Ia juga mengibaratkan proses survei seperti seorang dokter yang melakukan pemeriksaan sebelum memberikan obat kepada pasien.
Petugas koperasi perlu mendapatkan informasi yang benar agar keputusan pinjaman yang diberikan sesuai dengan kebutuhan dan kemampuan anggota.

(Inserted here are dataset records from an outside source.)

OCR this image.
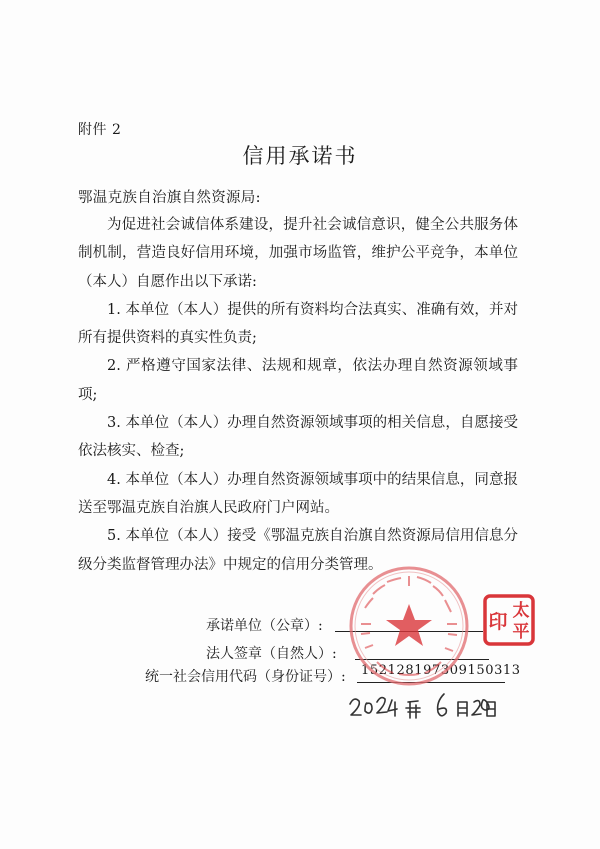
附件 2
信用承诺书
鄂温克族自治旗自然资源局:

为促进社会诚信体系建设，提升社会诚信意识，健全公共服务体制机制，营造良好信用环境，加强市场监管，维护公平竞争，本单位（本人）自愿作出以下承诺:

1. 本单位（本人）提供的所有资料均合法真实、准确有效，并对所有提供资料的真实性负责;

2. 严格遵守国家法律、法规和规章，依法办理自然资源领域事项;

3. 本单位（本人）办理自然资源领域事项的相关信息，自愿接受依法核实、检查;

4. 本单位（本人）办理自然资源领域事项中的结果信息，同意报送至鄂温克族自治旗人民政府门户网站。

5. 本单位（本人）接受《鄂温克族自治旗自然资源局信用信息分级分类监督管理办法》中规定的信用分类管理。

承诺单位（公章）:
法人签章（自然人）:
统一社会信用代码（身份证号）: 152128197309150313
太
平
印
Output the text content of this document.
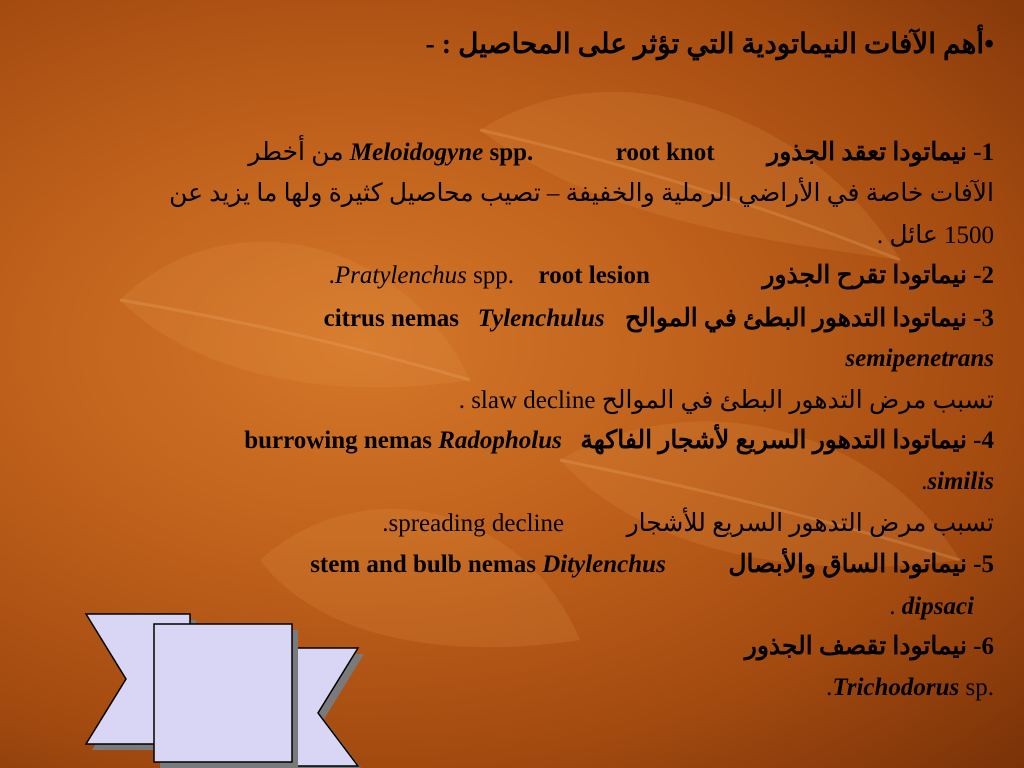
•أهم الآفات النيماتودية التي تؤثر على المحاصيل : -
1- نيماتودا تعقد الجذور  root knot  Meloidogyne spp. من أخطر
الآفات خاصة في الأراضي الرملية والخفيفة – تصيب محاصيل كثيرة ولها ما يزيد عن
1500 عائل .
2- نيماتودا تقرح الجذور  root lesion  .Pratylenchus spp.
3- نيماتودا التدهور البطئ في الموالح  citrus nemas Tylenchulus
semipenetrans
تسبب مرض التدهور البطئ في الموالح slaw decline .
4- نيماتودا التدهور السريع لأشجار الفاكهة  burrowing nemas Radopholus
.similis
تسبب مرض التدهور السريع للأشجار  .spreading decline
5- نيماتودا الساق والأبصال  stem and bulb nemas Ditylenchus
. dipsaci
6- نيماتودا تقصف الجذور
.Trichodorus sp.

Karena itu, Kasmirus meminta anggota untuk terbuka dan jujur saat proses survei, terutama mengenai kondisi pendapatan dan kemampuan membayar.
“Informasi yang benar akan membantu koperasi memberikan solusi yang tepat. Jangan sampai pinjaman yang seharusnya membantu justru menjadi kesulitan karena tidak sesuai kemampuan,” tambahnya.
Melalui program SOS, Wakkl GM Kopdit Swasti Sari Kasmirus Kopong berharap anggota semakin memahami pentingnya pengelolaan pinjaman secara bijak serta menjadikan koperasi sebagai mitra dalam membangun kesejahteraan ekonomi keluarga.
“Kopdit Swasti Sari ingin menjadi rumah besar bagi anggota, koperasi kredit yang terus tumbuh, terpercaya, dan memberikan manfaat nyata,” pungkas Kasmirus.